The World’s Best Female Chef, Dominique Crenn, Talks Gender Imbalance in the Kitchen

The Daily Meal interviewed star chef Dominique Crenn about gender imbalance and the perfect Christmas dinner

“Female chefs, we’re here to stay, and we’re not going anywhere,” Crenn says.

Dominique Crenn, head chef and owner of the two-Michelin-starred Atelier Crenn in San Francisco, may be the “World’s Best Female Chef” (according to the World’s 50 Best Restaurants awards ceremony in June), but around the holidays, she’s known for making an incredible, traditional French Christmas dinner. The Daily Meal spoke with Crenn, who is partnering with LG Signature to promote its refrigerators, about her experience as a successful chef in the still-male-dominated industry of fine dining, as well as some lighter topics like what she’s making for Christmas dinner and some tips on how to host the perfect holiday feast.

The Daily Meal: Why do you think there are not as many female chefs, like yourself, with Michelin stars? How can the industry change to help that?

Dominique Crenn: It’s hard but it’s starting to shift a little bit, there are a lot of chefs in my industry that are women [and] they are amazing, but the media doesn’t pay attention to them. You pick up a magazine and the new best chef is usually a man.

But when I go to a conference, it’s unbelievable how many female chefs there are. Then I went to a conference in Paris and out of 65 chefs, only two were female. I looked at the organizer and said, “You did this!”

There is also still a difference in pay that needs to be addressed. It’s industry-wide. We need to have these conversations. There is work that needs to be done.

What advice do you have for young women who want to become world-class chefs someday?

They must have a lot of determination and desire and really focus on what they want. Dedication is important as well. It’s not about being a woman or a man; it’s about being who you want to be. Young women need to have the confidence to know who they are.

As Christmas is coming, what are you making for the holidays?

It’s going to be in line with a traditional French dinner: a lot of oysters, lot of beautiful vegetables, plenty of fish. I was thinking of cooking a turbot fish — it looks like flounder and is a delicious white fish. I cook it in a salt crust in the oven. We make a Dijon Beurre blanc with it and squeeze lemon over it, it’s fabulous. For dessert, the Bûche de Noël [a traditional Christmas log cake] and, of course, plenty of wine.

What is your number one tip for people hosting their first holiday dinner?

I think the number one thing is don’t stress out! Make a list before all things you need to do; don’t do everything the same day. Set the table the night before. You set the table and the day of cooking you’re ready to go.

What is a mistake a lot of people make when making holiday dinners?

I think they try to make too much food. I would think that most of the people don’t have commercial kitchens, so space is important. Maybe make six or seven items, or pre-order some items so you don’t take up space in the oven. You can make the dinner a little bit more focused; I think that’s the trick. Mix it up with hot food and cold, be conscious that the oven is not as big as you think it is.

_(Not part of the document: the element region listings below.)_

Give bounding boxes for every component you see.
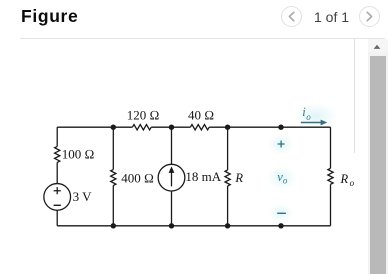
- pagination label "1 of 1": [314, 9, 349, 25]
- svg-text:18 mA: 18 mA: [185, 169, 221, 184]
- current arrow io: [301, 122, 322, 124]
- content right border line: [354, 39, 355, 153]
- resistor R zigzag: [225, 170, 230, 186]
- wire left branch bottom: [56, 210, 58, 226]
- cyan tint halo io: [294, 103, 338, 129]
- node junction dot bottom current source: [169, 223, 174, 228]
- cyan tint halo vo: [267, 166, 297, 190]
- svg-text:o: o: [350, 178, 355, 188]
- current source arrow: [171, 171, 173, 186]
- svg-text:100 Ω: 100 Ω: [62, 147, 95, 162]
- wire bottom rail: [57, 225, 330, 227]
- pagination prev button: [281, 6, 302, 27]
- wire current source branch top: [171, 127, 173, 164]
- scrollbar up button: [368, 39, 388, 52]
- node junction dot bottom vo: [278, 223, 283, 228]
- svg-text:R: R: [340, 172, 349, 186]
- prev chevron icon: [281, 6, 302, 27]
- wire current source branch bottom: [171, 191, 173, 226]
- voltage source minus sign: [54, 204, 61, 206]
- svg-text:o: o: [306, 112, 311, 122]
- voltage source V1 circle 3V: [44, 184, 71, 211]
- resistor 120ohm zigzag: [132, 124, 151, 129]
- wire R branch bottom: [227, 186, 229, 226]
- node junction dot top vo: [278, 125, 283, 130]
- svg-text:400 Ω: 400 Ω: [121, 171, 154, 186]
- resistor 40ohm zigzag: [190, 124, 209, 129]
- wire top rail: [57, 126, 330, 128]
- svg-text:3 V: 3 V: [73, 189, 93, 204]
- wire right branch bottom: [330, 184, 332, 226]
- cyan tint halo plus: [268, 133, 294, 155]
- voltage source plus sign: [54, 187, 61, 194]
- scrollbar track: [368, 39, 388, 274]
- label plus vo: [278, 141, 285, 148]
- next chevron icon: [359, 6, 380, 27]
- scrollbar up arrow: [368, 39, 388, 53]
- resistor 400ohm zigzag: [111, 170, 116, 186]
- svg-text:120 Ω: 120 Ω: [127, 108, 160, 123]
- label minus vo: [277, 212, 286, 214]
- node junction dot top 400ohm: [111, 125, 116, 130]
- header title "Figure": [21, 6, 78, 27]
- wire R branch top: [227, 127, 229, 170]
- pagination next button: [359, 6, 380, 27]
- resistor 100ohm zigzag: [55, 146, 60, 162]
- cyan tint halo minus: [268, 204, 294, 222]
- wire left branch middle: [56, 162, 58, 183]
- svg-text:R: R: [234, 171, 243, 185]
- wire right branch top: [330, 127, 332, 168]
- node junction dot bottom R: [225, 223, 230, 228]
- node junction dot top R: [225, 125, 230, 130]
- resistor Ro zigzag: [328, 168, 333, 184]
- scrollbar thumb: [370, 56, 386, 274]
- svg-text:o: o: [283, 175, 288, 185]
- wire left branch top: [56, 127, 58, 146]
- wire 400ohm branch bottom: [112, 186, 114, 226]
- wire 400ohm branch top: [112, 127, 114, 169]
- header divider line: [20, 38, 385, 39]
- svg-text:40 Ω: 40 Ω: [188, 108, 214, 123]
- current source I1 circle 18mA: [158, 164, 185, 191]
- node junction dot top current source: [169, 125, 174, 130]
- node junction dot bottom 400ohm: [111, 223, 116, 228]
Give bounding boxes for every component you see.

After Christmas is over, there will obviously be a ton of leftovers. How do your organize your fridge to fit everything along with any fresh, uncooked food?


Storing food properly is important in any fridge. With LG, you can really organize your food the way it needs to be. The key is to have vegetables on one side, and never mix meat and vegetable and dairy because of the raw meat drippings. You don’t want to contaminate your food. That’s very important! It’s good to have a fridge that makes that easy.